HR, 11-04-2008, nr. 44 089
ECLI:NL:HR:2008:BC9189
- Instantie
Hoge Raad
- Datum
11-04-2008
- Zaaknummer
44 089
- LJN
BC9189
- Vakgebied(en)
Inkomstenbelasting (V)
Vennootschapsbelasting (V)
- Brondocumenten en formele relaties
ECLI:NL:HR:2008:BC9189, Uitspraak, Hoge Raad, 11‑04‑2008; (Cassatie)
- Vindplaatsen
Belastingadvies 2008/11.7
V-N 2008/20.12 met annotatie van Redactie
NTFR 2008/702 met annotatie van Mr. J.A.G. van Es
Uitspraak 11‑04‑2008
Inhoudsindicatie
Goed koopmansgebruik. Voorziening voor naheffingsaanslag loonbelasting.
Nr. 44.089
11 april 2008
Arrest
gewezen op het beroep in cassatie van X B.V. te Z (hierna: belanghebbende) tegen de uitspraak van het Gerechtshof te Arnhem van 3 mei 2007, nr. 02/03012, betreffende een aanslag in de vennootschapsbelasting en de daarbij gegeven boetebeschikking.
1. Het geding in feitelijke instantie
Aan belanghebbende is voor het jaar 1999 een aanslag in de vennootschapsbelasting opgelegd, alsmede een boete. Na door belanghebbende daartegen gemaakt bezwaar, heeft de Inspecteur bij in één geschrift vervatte uitspraken de aanslag en de boete verminderd.
Belanghebbende is tegen die uitspraken in beroep gekomen bij het Hof.
Het Hof heeft het beroep gegrond verklaard, de uitspraken van de Inspecteur vernietigd, de aanslag verder verminderd en de boete verder verminderd. De uitspraak van het Hof is aan dit arrest gehecht.
2. Geding in cassatie
Belanghebbende heeft tegen 's Hofs uitspraak beroep in cassatie ingesteld. Het beroepschrift in cassatie is aan dit arrest gehecht en maakt daarvan deel uit.

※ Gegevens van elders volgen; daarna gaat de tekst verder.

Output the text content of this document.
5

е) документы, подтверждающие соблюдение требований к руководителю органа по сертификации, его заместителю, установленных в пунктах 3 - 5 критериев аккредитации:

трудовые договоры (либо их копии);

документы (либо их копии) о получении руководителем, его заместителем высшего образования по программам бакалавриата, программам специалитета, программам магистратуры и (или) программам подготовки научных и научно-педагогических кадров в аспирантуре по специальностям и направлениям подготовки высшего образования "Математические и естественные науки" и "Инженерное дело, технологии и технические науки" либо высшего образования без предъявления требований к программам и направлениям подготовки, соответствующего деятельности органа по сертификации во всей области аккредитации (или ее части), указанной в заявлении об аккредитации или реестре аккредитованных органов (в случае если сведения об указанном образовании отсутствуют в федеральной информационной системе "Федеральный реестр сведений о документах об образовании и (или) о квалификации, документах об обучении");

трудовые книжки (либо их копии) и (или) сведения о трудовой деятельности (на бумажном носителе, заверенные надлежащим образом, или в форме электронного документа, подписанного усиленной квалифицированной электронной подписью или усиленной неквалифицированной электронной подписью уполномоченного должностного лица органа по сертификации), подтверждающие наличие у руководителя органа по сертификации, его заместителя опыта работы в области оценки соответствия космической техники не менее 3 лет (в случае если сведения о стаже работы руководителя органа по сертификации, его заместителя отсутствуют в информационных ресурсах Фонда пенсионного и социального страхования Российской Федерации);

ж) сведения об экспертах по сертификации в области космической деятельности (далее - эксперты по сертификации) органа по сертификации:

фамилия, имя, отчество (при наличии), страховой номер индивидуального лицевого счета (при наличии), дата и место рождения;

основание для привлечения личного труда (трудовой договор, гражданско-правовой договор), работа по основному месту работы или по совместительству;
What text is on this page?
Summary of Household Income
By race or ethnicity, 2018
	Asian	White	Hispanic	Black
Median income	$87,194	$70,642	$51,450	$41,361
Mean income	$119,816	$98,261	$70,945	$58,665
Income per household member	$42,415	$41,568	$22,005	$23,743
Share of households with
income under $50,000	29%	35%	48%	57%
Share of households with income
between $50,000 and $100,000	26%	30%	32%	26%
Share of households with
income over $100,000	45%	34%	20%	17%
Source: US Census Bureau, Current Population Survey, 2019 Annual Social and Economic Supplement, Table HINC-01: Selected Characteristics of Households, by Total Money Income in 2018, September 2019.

De Staatssecretaris van Financiën heeft een verweerschrift ingediend.
3. Beoordeling van de middelen
3.1. Het Hof heeft geoordeeld dat ter zake van de over het onderhavige jaar nageheven loonbelasting bij de bepaling van de winst rekening gehouden kan worden met de materiële, uit de wet voortvloeiende, belastingschuld. Daarbij dient - aldus het Hof - niet te worden uitgegaan van de aanvankelijk door de Inspecteur opgelegde naheffingsaanslag, maar van de schuld zoals die blijkt uit de uitspraak die door het Hof is gedaan met betrekking tot die naheffingsaanslag.
3.2. Voor zover middel II zich tegen dit oordeel richt, faalt het. Het Hof is kennelijk en terecht ervan uitgegaan dat bij de bepaling van de omvang van een ter zake van de over het onderhavige jaar verschuldigde loonbelasting te vormen voorziening rekening moet worden gehouden met alle feiten en omstandigheden die een licht werpen op die materieel verschuldigde loonbelasting, ook indien deze feiten en omstandigheden na het opmaken van de fiscale balans over het onderhavige jaar maar vóór het definitief vaststaan van de aanslag vennootschapsbelasting over dat jaar bekend worden.
3.3. Voor zover middel II een beroep doet op punt 14 van het Besluit van de Staatssecretaris van Financiën van 11 november 2004, nr. CPP 2004/814M, BNB 2005/48, faalt het eveneens, aangezien het Besluit voor het onderhavige jaar geen hogere voorziening toestaat dan uit het hiervoor in 3.2 overwogene volgt.
3.4. De middelen I en III kunnen evenmin tot cassatie leiden. Zulks behoeft, gezien artikel 81 van de Wet op de rechterlijke organisatie, geen nadere motivering, nu die middelen niet nopen tot beantwoording van rechtsvragen in het belang van de rechtseenheid of de rechtsontwikkeling.
4. Proceskosten
De Hoge Raad acht geen termen aanwezig voor een veroordeling in de proceskosten.
5. Beslissing
De Hoge Raad verklaart het beroep ongegrond.
Dit arrest is gewezen door de raadsheer P.J. van Amersfoort als voorzitter, en de raadsheren C.B. Bavinck en A.R. Leemreis, in tegenwoordigheid van de waarnemend griffier E. Cichowski, en in het openbaar uitgesproken op 11 april 2008.